Die Schriftstellerin Annett Gröschner hatte Barbara Köhler während ihres Studiums in Leipzig kennengelernt. In einem Gespräch mit Sigrid Brinkmann, das der Deutschlandfunk im Januar 2021 zum Tod der Dichterin gesendet hat, beschreibt Gröschner diesen feministischen Ansatz aus biografischer Perspektive. Köhler und sie hätten damals nach einer Poetik gesucht, „mit der man sprechen kann als Frau“, nach einem „weiblichen Schreiben“, ohne das so zu nennen. Darüber hinaus stellt Gröschner einen weiteren Bezug der Texte zu Köhlers Herkunft aus der ehemaligen DDR her, ihre Ausbildung im Bereich der textilen Flächenherstellung. Letztendlich habe sie das ja dann auch weitergemacht, „sie hat halt Textflächen hergestellt und auch verschiedene Genres miteinander verwoben.“
Was Barbara Köhler mit Sprache macht, wie sie Schrift „stellt“, zeigt exemplarisch ein kurzer Text, der auf die Umschlagrückseite gesetzt ist. Er stammt aus dem Gedichtband Blue Box.

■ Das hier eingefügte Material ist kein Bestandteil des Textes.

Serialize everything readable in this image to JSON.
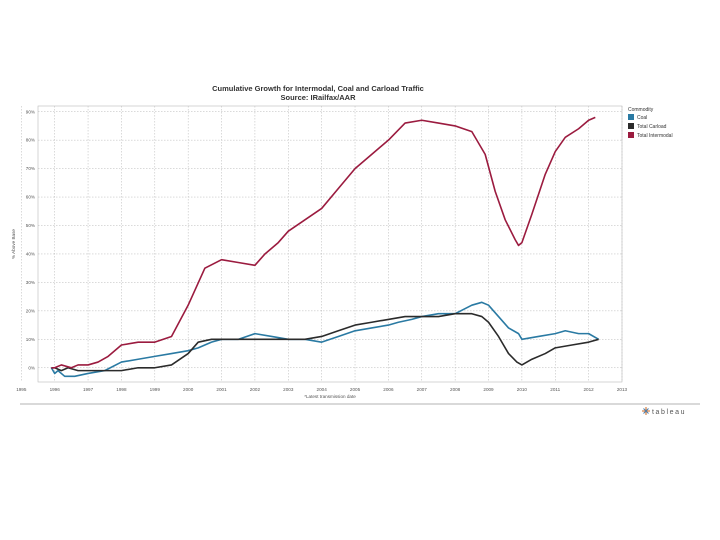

Ich übe das Alleinsein, und ich denke, ich habe es darin schon ziemlich weit gebracht. Ich rede mit der Sprache, manchmal antwortet sie. Ich rechne nicht mehr damit, verstanden zu werden. Mathematik ist nicht mein Fach.
Irritiert durch den letzten Satz geht man im Text zurück und liest nun das Verb „rechnen“ in seiner wörtlichen Bedeutung, die man in der idiomatischen Redewendung überlesen hat. Wenn Barbara Köhler Schrift „stellt“, führt das zur schärferen Wahrnehmung des Sprachgebrauchs. Man „stellt“ ein Glas auf den Tisch, man „stellt“ eine Frage, man „stellt“ eine Frage in den Raum, man „stellt“ einen Flüchtigen, man „stellt“ sich selbst, man „stellt“ jemanden zur Rede und so fort. Die häufige Referenz auf den Philosophen Ludwig Wittgenstein in ihrem Werk begleitet Köhlers Poetik. Wittgensteins Nichte lautet ein Buchtitel, „Wittgensteins Brücke“ ein Text in Neufundland, „Mein / lieber Ludwig Wittgenstein!“ heißt es in einem der Nachlasstexte. Wie ein Sprachspiel Wittgensteins liest sich Barbara Köhlers Beitrag zu einem Ausstellungskatalog des Chemnitzer Künstlers Osmar Osten, in dem sich die unterschiedlichen Bedeutungen von „gehen“ im alltäglichen Gebrauch der Sprache herausbilden, verschieben und überlagern. Die ersten Sätze lauten: „geht es gut? ja? geht es auf zwei beinen? auf allen vieren? auf händen? auf dreien? auf alle fälle? und keine kuhhaut?“ Nur gibt es eine entscheidende Differenz zu den Sprachspielen des Philosophen: Es fehlt der situative Kontext, es fehlt ein verbindlicher Handlungsrahmen, anders gesagt, es fehlt die Wittgensteinsche „Lebensform“, es sei denn, man fasst „Lebensform“ als Gespräch mit der Sprache. Und die gelangt nicht aus sich heraus. „Herausfinden. Als gäb es ein Draußen.“, sagt Köhler in der Bonner Antrittsvorlesung und betont später noch einmal: „[…] – aber zur Sprache kommen? Als sei es ein Ort? Als gäb es ein Draußen?“
Die Buchseite stellt einen maßgeblichen Bezugspunkt in Köhlers Schreibarbeit dar, und es ist ein großes Verdienst des Sammelbands, dass jedem Text eine Seite eingeräumt und so dem bildhaften Charakter von Köhlers Texten und Textblöcken Rechnung getragen wird. Wie Buchseiten gestaltete Köhler auch Wände, Spiegel oder Fensterscheiben mit Schrift. Dabei experimentierte sie mit unterschiedlichen Materialien, mit Wandprojektionen wie in „light“, 2015, mit sandgestrahltem Spiegelglas wie in „‘ici‘. Ici c‘est hier ist gestern“, 2017, oder mit Weißdruck auf Metallicpapier im LED UV-Direkt-Druck wie in „Seestück“, 2019; letzteres ist im Band abgebildet. Sehr konsequent präsentiert Marie Luise Knott zwei Gedichte doppelt: „Elf ½“ und „Schattenfuge“ erscheinen einmal als Buchdruck im Kapitel „Aus Monografien“ und einmal als Abbildung im Kapitel „Schriftstellen“.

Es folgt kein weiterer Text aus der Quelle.